Discussion on: In programming, is it better to have many small files or one large file?

View post

Basically, if you need (almost) all data from a file, keep it in one file. If you need just a small subset at a time and you can explicitly request a specific subset, keep subsets in separate files.

Let's say you have to create an address book for a small company. It contains a few offices and you will want to show all of them at once. It makes sense to keep the addresses in one file. But what if you were to create an address book of all companies in your country?

You would probably need to find a way to group addresses and keep them in separate files.

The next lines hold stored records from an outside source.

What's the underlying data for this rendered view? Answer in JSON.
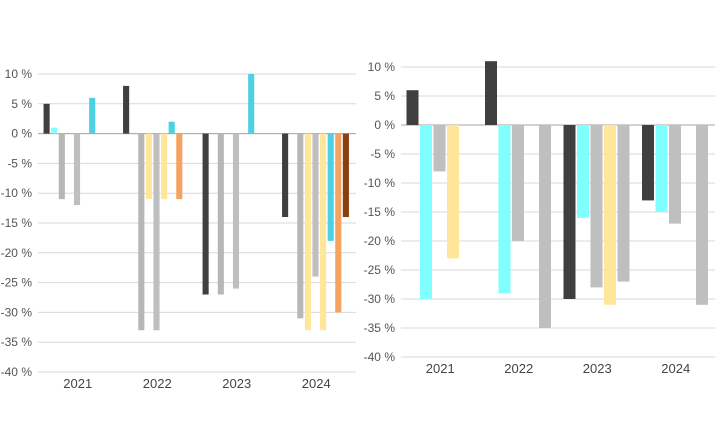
{
  "chart_data": [
    {
      "type": "bar",
      "title": "",
      "xlabel": "",
      "ylabel": "",
      "ylim": [
        -40,
        10
      ],
      "yticks": [
        "10 %",
        "5 %",
        "0 %",
        "-5 %",
        "-10 %",
        "-15 %",
        "-20 %",
        "-25 %",
        "-30 %",
        "-35 %",
        "-40 %"
      ],
      "ytick_values": [
        10,
        5,
        0,
        -5,
        -10,
        -15,
        -20,
        -25,
        -30,
        -35,
        -40
      ],
      "grid": true,
      "legend_position": "bottom",
      "categories": [
        "2021",
        "2022",
        "2023",
        "2024"
      ],
      "series": [
        {
          "name": "",
          "color": "#3f3f3f",
          "values": [
            5,
            8,
            -27,
            -14
          ]
        },
        {
          "name": "",
          "color": "#7fffff",
          "values": [
            1,
            0,
            0,
            0
          ]
        },
        {
          "name": "",
          "color": "#b7b7b7",
          "values": [
            -11,
            -33,
            -27,
            -31
          ]
        },
        {
          "name": "",
          "color": "#ffe699",
          "values": [
            0,
            -11,
            0,
            -33
          ]
        },
        {
          "name": "",
          "color": "#bfbfbf",
          "values": [
            -12,
            -33,
            -26,
            -24
          ]
        },
        {
          "name": "",
          "color": "#ffe699",
          "values": [
            0,
            -11,
            0,
            -33
          ]
        },
        {
          "name": "",
          "color": "#4dd0e1",
          "values": [
            6,
            2,
            10,
            -18
          ]
        },
        {
          "name": "",
          "color": "#f4a460",
          "values": [
            0,
            -11,
            0,
            -30
          ]
        },
        {
          "name": "",
          "color": "#8b3e0f",
          "values": [
            0,
            0,
            0,
            -14
          ]
        }
      ]
    },
    {
      "type": "bar",
      "title": "",
      "xlabel": "",
      "ylabel": "",
      "ylim": [
        -40,
        10
      ],
      "yticks": [
        "10 %",
        "5 %",
        "0 %",
        "-5 %",
        "-10 %",
        "-15 %",
        "-20 %",
        "-25 %",
        "-30 %",
        "-35 %",
        "-40 %"
      ],
      "ytick_values": [
        10,
        5,
        0,
        -5,
        -10,
        -15,
        -20,
        -25,
        -30,
        -35,
        -40
      ],
      "grid": true,
      "legend_position": "bottom",
      "categories": [
        "2021",
        "2022",
        "2023",
        "2024"
      ],
      "series": [
        {
          "name": "",
          "color": "#3f3f3f",
          "values": [
            6,
            11,
            -30,
            -13
          ]
        },
        {
          "name": "",
          "color": "#7fffff",
          "values": [
            -30,
            -29,
            -16,
            -15
          ]
        },
        {
          "name": "",
          "color": "#bfbfbf",
          "values": [
            -8,
            -20,
            -28,
            -17
          ]
        },
        {
          "name": "",
          "color": "#ffe699",
          "values": [
            -23,
            0,
            -31,
            0
          ]
        },
        {
          "name": "",
          "color": "#bfbfbf",
          "values": [
            0,
            -35,
            -27,
            -31
          ]
        }
      ]
    }
  ]
}
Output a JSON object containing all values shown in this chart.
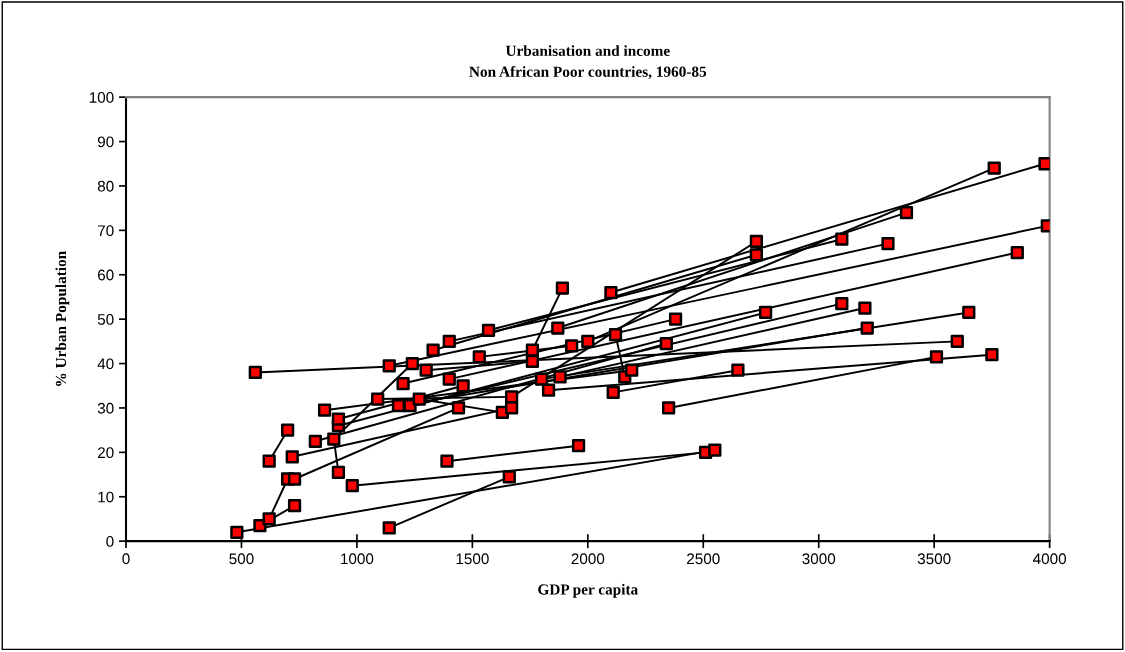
{
  "chart_data": {
    "type": "line",
    "title": "Urbanisation and income",
    "subtitle": "Non African Poor countries, 1960-85",
    "xlabel": "GDP per capita",
    "ylabel": "% Urban Population",
    "xlim": [
      0,
      4000
    ],
    "xticks": [
      0,
      500,
      1000,
      1500,
      2000,
      2500,
      3000,
      3500,
      4000
    ],
    "ylim": [
      0,
      100
    ],
    "yticks": [
      0,
      10,
      20,
      30,
      40,
      50,
      60,
      70,
      80,
      90,
      100
    ],
    "grid": false,
    "legend": false,
    "line_style": "solid",
    "series": [
      {
        "color": "#000000",
        "x": [
          560,
          3600
        ],
        "values": [
          38,
          45
        ]
      },
      {
        "color": "#000000",
        "x": [
          480,
          2550
        ],
        "values": [
          2,
          20.5
        ]
      },
      {
        "color": "#000000",
        "x": [
          980,
          2510
        ],
        "values": [
          12.5,
          20
        ]
      },
      {
        "color": "#000000",
        "x": [
          580,
          730
        ],
        "values": [
          3.5,
          8
        ]
      },
      {
        "color": "#000000",
        "x": [
          620,
          700
        ],
        "values": [
          5,
          14
        ]
      },
      {
        "color": "#000000",
        "x": [
          620,
          700
        ],
        "values": [
          18,
          25
        ]
      },
      {
        "color": "#000000",
        "x": [
          730,
          1440
        ],
        "values": [
          14,
          30
        ]
      },
      {
        "color": "#000000",
        "x": [
          920,
          900,
          1240
        ],
        "values": [
          15.5,
          23,
          40
        ]
      },
      {
        "color": "#000000",
        "x": [
          720,
          1670
        ],
        "values": [
          19,
          30
        ]
      },
      {
        "color": "#000000",
        "x": [
          820,
          2340
        ],
        "values": [
          22.5,
          44.5
        ]
      },
      {
        "color": "#000000",
        "x": [
          920,
          2770
        ],
        "values": [
          26,
          51.5
        ]
      },
      {
        "color": "#000000",
        "x": [
          920,
          1460
        ],
        "values": [
          27.5,
          35
        ]
      },
      {
        "color": "#000000",
        "x": [
          860,
          2190
        ],
        "values": [
          29.5,
          38.5
        ]
      },
      {
        "color": "#000000",
        "x": [
          1140,
          1660
        ],
        "values": [
          3,
          14.5
        ]
      },
      {
        "color": "#000000",
        "x": [
          1390,
          1960
        ],
        "values": [
          18,
          21.5
        ]
      },
      {
        "color": "#000000",
        "x": [
          1140,
          3990
        ],
        "values": [
          39.5,
          71
        ]
      },
      {
        "color": "#000000",
        "x": [
          1270,
          1630
        ],
        "values": [
          32,
          29
        ]
      },
      {
        "color": "#000000",
        "x": [
          1180,
          3210
        ],
        "values": [
          30.5,
          48
        ]
      },
      {
        "color": "#000000",
        "x": [
          1230,
          3100
        ],
        "values": [
          30.5,
          53.5
        ]
      },
      {
        "color": "#000000",
        "x": [
          1200,
          2380
        ],
        "values": [
          35.5,
          50
        ]
      },
      {
        "color": "#000000",
        "x": [
          1300,
          1760
        ],
        "values": [
          38.5,
          40.5
        ]
      },
      {
        "color": "#000000",
        "x": [
          1330,
          2730
        ],
        "values": [
          43,
          64.5
        ]
      },
      {
        "color": "#000000",
        "x": [
          1400,
          3300
        ],
        "values": [
          45,
          67
        ]
      },
      {
        "color": "#000000",
        "x": [
          1400,
          3860
        ],
        "values": [
          36.5,
          65
        ]
      },
      {
        "color": "#000000",
        "x": [
          1530,
          1930
        ],
        "values": [
          41.5,
          44
        ]
      },
      {
        "color": "#000000",
        "x": [
          1570,
          3100
        ],
        "values": [
          47.5,
          68
        ]
      },
      {
        "color": "#000000",
        "x": [
          1670,
          2730
        ],
        "values": [
          32.5,
          67.5
        ]
      },
      {
        "color": "#000000",
        "x": [
          1760,
          1890
        ],
        "values": [
          43,
          57
        ]
      },
      {
        "color": "#000000",
        "x": [
          1800,
          3650
        ],
        "values": [
          36.5,
          51.5
        ]
      },
      {
        "color": "#000000",
        "x": [
          1830,
          3750
        ],
        "values": [
          34,
          42
        ]
      },
      {
        "color": "#000000",
        "x": [
          1870,
          3380
        ],
        "values": [
          48,
          74
        ]
      },
      {
        "color": "#000000",
        "x": [
          1880,
          3200
        ],
        "values": [
          37,
          52.5
        ]
      },
      {
        "color": "#000000",
        "x": [
          2000,
          3760
        ],
        "values": [
          45,
          84
        ]
      },
      {
        "color": "#000000",
        "x": [
          2100,
          3980
        ],
        "values": [
          56,
          85
        ]
      },
      {
        "color": "#000000",
        "x": [
          2350,
          3510
        ],
        "values": [
          30,
          41.5
        ]
      },
      {
        "color": "#000000",
        "x": [
          2110,
          2650
        ],
        "values": [
          33.5,
          38.5
        ]
      },
      {
        "color": "#000000",
        "x": [
          2120,
          2160
        ],
        "values": [
          46.5,
          37
        ]
      },
      {
        "color": "#000000",
        "x": [
          1090,
          1670
        ],
        "values": [
          32,
          32.5
        ]
      },
      {
        "type": "scatter",
        "color": "#ff0000",
        "marker": "square",
        "x": [
          480,
          580,
          620,
          730,
          700,
          730,
          620,
          720,
          700,
          820,
          900,
          920,
          920,
          920,
          860,
          980,
          1140,
          1090,
          1180,
          1230,
          1270,
          1140,
          1200,
          1240,
          1300,
          1330,
          1400,
          1390,
          1400,
          1440,
          1460,
          1530,
          1570,
          1630,
          1660,
          1670,
          1670,
          1760,
          1760,
          1800,
          1830,
          1870,
          1890,
          1880,
          1930,
          1960,
          2000,
          2100,
          2120,
          2110,
          2160,
          2190,
          2340,
          2350,
          2380,
          2510,
          2550,
          2650,
          2730,
          2730,
          2770,
          3100,
          3100,
          3200,
          3210,
          3300,
          3380,
          3510,
          3600,
          3650,
          3750,
          3760,
          3860,
          3980,
          3990,
          560
        ],
        "values": [
          2,
          3.5,
          5,
          8,
          14,
          14,
          18,
          19,
          25,
          22.5,
          23,
          15.5,
          26,
          27.5,
          29.5,
          12.5,
          3,
          32,
          30.5,
          30.5,
          32,
          39.5,
          35.5,
          40,
          38.5,
          43,
          45,
          18,
          36.5,
          30,
          35,
          41.5,
          47.5,
          29,
          14.5,
          32.5,
          30,
          40.5,
          43,
          36.5,
          34,
          48,
          57,
          37,
          44,
          21.5,
          45,
          56,
          46.5,
          33.5,
          37,
          38.5,
          44.5,
          30,
          50,
          20,
          20.5,
          38.5,
          67.5,
          64.5,
          51.5,
          68,
          53.5,
          52.5,
          48,
          67,
          74,
          41.5,
          45,
          51.5,
          42,
          84,
          65,
          85,
          71,
          38
        ]
      }
    ]
  }
}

Otherwise, it would be difficult to send so much data to a client or even open it on a server.

One solution would be to group addresses alphabetically. One file would contain companies starting with 'a', another starting with 'b' and so on. Then, your address book could allow a user to pick the first letter and reduce the amount of data loaded unnecessarily. You could further reduce file size by grouping addresses by the first two letters: 'aa', 'ab', 'ac'... Then, you could easily create a search on your site that would work when a user enters the first two letters.

This is pretty much how databases work with indexes and partitioning.

Sometimes, even if you need to send all the data to a user, you might want to keep it in separate files. Back in the days of floppy disks, a game would consist of 19 archive files (rar/zip), each under 1.44. This is still a relevant approach in the days of the internet as you can deliver "just enough" data to a user more quickly and load subsequent packages while the user is enjoying the data.